Elizabeth Macarthur by Michelle Scott Tucker
Author:Michelle Scott Tucker
Language: eng
Format: epub
Publisher: The Text Publishing Company
Published: 2018-03-10T05:00:00+00:00
The Seven Hills estate at Toongabbie was to be sold, but Elizabeth Farm and the newest lands at Cow Pastures would be kept. Perhaps the sale was also an attempt to reduce Elizabeth’s coming workload, but the advertisement was largely unsuccessful. No one who could afford the Seven Hills property was interested in buying it from the tainted John Macarthur.
Even before Paterson officially assumed office, the infighting between the senior rebels could not be contained. Foveaux discovered a discrepancy in the official accounts.

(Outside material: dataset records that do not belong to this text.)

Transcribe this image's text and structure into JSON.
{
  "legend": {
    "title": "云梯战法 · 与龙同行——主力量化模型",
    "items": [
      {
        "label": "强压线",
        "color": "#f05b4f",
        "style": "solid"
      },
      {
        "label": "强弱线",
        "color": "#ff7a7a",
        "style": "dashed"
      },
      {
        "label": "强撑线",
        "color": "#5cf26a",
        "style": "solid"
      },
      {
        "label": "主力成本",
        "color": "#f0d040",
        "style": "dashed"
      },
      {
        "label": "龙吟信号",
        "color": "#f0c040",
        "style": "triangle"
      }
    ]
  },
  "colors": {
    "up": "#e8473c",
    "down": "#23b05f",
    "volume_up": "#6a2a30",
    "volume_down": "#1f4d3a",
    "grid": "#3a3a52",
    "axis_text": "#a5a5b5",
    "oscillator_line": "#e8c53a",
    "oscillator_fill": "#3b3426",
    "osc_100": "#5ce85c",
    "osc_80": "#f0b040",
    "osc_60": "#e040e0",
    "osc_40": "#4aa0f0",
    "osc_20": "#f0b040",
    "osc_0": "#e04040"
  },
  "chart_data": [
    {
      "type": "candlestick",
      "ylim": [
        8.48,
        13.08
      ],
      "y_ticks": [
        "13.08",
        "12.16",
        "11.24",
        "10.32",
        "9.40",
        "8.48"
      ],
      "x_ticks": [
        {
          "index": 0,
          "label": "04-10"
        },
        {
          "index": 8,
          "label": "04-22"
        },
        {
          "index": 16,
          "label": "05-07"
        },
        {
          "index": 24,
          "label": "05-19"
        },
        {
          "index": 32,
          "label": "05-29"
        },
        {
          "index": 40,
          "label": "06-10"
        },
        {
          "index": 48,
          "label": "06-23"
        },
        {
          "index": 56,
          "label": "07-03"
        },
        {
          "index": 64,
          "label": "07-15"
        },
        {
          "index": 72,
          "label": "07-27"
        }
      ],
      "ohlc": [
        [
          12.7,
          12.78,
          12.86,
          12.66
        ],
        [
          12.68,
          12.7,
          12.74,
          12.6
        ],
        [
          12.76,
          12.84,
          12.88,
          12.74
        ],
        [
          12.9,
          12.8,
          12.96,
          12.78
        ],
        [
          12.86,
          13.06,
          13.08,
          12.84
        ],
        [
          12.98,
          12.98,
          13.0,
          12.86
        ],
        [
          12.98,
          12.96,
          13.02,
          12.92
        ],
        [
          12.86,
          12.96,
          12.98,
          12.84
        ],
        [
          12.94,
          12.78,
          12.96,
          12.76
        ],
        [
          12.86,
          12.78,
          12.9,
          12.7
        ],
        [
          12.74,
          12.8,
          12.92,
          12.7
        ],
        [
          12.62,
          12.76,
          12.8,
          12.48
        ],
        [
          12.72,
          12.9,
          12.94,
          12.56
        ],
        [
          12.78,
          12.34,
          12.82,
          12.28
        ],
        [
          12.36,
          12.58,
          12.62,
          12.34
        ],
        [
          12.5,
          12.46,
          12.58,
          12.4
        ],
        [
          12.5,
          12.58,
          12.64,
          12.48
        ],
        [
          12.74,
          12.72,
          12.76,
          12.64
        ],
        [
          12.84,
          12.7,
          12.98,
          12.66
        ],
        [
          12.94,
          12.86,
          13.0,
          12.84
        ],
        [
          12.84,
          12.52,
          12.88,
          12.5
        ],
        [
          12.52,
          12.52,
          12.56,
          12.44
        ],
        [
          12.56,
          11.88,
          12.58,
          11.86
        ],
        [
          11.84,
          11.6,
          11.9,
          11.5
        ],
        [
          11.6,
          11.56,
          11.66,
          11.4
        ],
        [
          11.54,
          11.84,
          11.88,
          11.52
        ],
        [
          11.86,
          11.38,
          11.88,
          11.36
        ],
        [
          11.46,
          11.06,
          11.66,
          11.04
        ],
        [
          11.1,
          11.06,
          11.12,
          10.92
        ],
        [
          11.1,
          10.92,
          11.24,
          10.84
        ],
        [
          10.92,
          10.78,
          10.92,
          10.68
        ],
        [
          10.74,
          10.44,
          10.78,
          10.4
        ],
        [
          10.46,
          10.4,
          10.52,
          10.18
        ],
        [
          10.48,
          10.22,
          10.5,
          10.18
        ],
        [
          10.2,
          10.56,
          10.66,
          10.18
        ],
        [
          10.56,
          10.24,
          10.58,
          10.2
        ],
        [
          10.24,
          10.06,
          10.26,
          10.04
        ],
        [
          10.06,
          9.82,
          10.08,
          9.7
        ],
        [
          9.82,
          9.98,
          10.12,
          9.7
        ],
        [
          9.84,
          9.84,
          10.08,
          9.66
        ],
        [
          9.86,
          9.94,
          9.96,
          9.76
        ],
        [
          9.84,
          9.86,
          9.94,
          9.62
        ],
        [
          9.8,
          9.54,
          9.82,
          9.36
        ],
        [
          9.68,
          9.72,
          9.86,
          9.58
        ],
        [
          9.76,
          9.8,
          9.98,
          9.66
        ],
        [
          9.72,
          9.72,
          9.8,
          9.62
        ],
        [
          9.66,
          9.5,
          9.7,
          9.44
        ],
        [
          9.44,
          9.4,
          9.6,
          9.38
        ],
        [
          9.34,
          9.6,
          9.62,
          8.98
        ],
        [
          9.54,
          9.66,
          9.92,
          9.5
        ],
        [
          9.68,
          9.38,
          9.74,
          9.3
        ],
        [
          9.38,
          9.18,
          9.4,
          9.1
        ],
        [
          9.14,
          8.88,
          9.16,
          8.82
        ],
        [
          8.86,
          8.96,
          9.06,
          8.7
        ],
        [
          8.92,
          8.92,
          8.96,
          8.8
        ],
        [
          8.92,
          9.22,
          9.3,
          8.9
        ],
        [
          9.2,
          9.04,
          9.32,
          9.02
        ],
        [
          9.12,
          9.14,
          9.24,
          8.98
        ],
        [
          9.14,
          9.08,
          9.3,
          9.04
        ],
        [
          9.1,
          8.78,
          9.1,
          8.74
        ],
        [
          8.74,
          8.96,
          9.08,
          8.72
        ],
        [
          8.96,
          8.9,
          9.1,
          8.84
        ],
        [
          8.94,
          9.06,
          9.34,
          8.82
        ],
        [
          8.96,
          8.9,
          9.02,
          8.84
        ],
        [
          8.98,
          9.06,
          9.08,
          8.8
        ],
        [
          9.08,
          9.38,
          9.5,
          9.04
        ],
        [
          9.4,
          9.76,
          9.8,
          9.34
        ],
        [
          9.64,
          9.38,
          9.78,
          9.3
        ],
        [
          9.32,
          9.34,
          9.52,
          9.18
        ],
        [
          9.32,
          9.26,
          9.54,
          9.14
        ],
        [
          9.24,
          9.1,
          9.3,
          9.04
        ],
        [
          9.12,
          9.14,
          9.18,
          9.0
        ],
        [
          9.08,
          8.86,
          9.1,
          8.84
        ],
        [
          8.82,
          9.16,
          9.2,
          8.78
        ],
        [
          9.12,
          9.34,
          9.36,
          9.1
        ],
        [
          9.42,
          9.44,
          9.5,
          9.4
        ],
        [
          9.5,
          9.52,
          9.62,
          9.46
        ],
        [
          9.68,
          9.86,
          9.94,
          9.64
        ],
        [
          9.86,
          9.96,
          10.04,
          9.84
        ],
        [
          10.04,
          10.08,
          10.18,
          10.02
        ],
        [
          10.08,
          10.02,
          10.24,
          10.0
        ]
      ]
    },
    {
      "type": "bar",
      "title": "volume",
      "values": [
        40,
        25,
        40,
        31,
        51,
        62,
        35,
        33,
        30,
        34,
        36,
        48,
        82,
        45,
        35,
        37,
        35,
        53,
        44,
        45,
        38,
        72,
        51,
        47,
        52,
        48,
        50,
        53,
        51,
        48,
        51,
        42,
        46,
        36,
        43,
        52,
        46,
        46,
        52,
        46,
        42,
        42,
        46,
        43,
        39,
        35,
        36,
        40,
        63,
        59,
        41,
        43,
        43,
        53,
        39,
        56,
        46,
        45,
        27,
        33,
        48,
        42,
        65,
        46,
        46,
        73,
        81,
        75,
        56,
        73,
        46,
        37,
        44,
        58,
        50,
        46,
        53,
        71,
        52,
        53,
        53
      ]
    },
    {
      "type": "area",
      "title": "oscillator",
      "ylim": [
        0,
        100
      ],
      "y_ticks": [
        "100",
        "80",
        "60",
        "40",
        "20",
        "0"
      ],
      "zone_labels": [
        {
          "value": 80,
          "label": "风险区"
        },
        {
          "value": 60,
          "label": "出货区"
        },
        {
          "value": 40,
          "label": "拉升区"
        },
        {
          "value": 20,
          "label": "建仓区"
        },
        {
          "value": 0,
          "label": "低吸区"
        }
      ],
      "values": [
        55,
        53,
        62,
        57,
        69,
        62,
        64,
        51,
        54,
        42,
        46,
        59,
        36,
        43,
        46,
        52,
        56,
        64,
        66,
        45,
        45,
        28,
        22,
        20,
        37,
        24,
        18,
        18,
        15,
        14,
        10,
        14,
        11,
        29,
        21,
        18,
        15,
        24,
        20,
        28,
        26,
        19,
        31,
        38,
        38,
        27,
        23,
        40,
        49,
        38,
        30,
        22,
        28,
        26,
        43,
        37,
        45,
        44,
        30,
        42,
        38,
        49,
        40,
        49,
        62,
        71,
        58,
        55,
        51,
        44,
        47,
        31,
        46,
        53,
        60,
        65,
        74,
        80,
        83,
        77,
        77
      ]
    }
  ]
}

During Macarthur’s time as secretary to the colony, some £500 worth of goods had gone missing: appropriated by Macarthur for his own use, according to Foveaux. John reacted to this public slight with deadly predictability. He challenged Foveaux to a duel. On the morning of 19 January 1809, the combatants and their seconds faced off. In an unusual move, Foveaux’s second proposed that the duellists toss a coin for the right to shoot first, with the loser facing the incoming shot, defenceless. If Foveaux hoped this ploy would encourage John to back down, then he badly misjudged his man. Macarthur immediately accepted the condition, and won the toss. He ‘took very deliberate aim’ Foveaux’s second would later report, staring down the barrel at a very wide target—Foveaux was not a thin man.16 John fired. And missed. Foveaux insultingly refused to fire in return, instead lowering his pistol and handing it back to his second. The pair shook hands, briefly and without warmth. Whether Elizabeth knew about this duel, no one can say. If she did it was yet another worry to add to her ever-increasing inventory of cares. Foveaux was added to John’s own ever-increasing list of people to whom he never spoke or wrote to again. As for the missing £500? The discrepancy was found to be real and Macarthur was obliged to repay it.
The pressure on the interim government was increased by the fact that a year after the rebellion, Bligh, like a stubborn stain, refused to budge. He and his now-widowed daughter, Mary Putland, remained holed up in Government House. When offered passage to London aboard the Admiral Gambier, the ship chartered by the rebel administration for Johnston and Macarthur, Bligh prevaricated. What he really wanted was to take control of HMS Porpoise, the naval warship anchored in Port Jackson whose captain was known to be a Bligh loyalist. Eventually an agreement was reached. Bligh solemnly swore on ‘his honour as an officer and gentleman’17 that if he could travel in the Porpoise he would return directly to England. In late February 1809 the Porpoise, with Bligh and Mary aboard, finally sailed down the harbour, while the inhabitants of Sydney variously watched on in pleasure, conjecture or dismay. Then, just inside the heads of the harbour, the Porpoise dropped anchor. Bligh had no intention of going anywhere.
Bligh arranged for a hand-written proclamation to be given to the master of each vessel in the harbour, announcing a state of mutiny in New South Wales and forbidding anyone from assisting the rebels to leave the colony.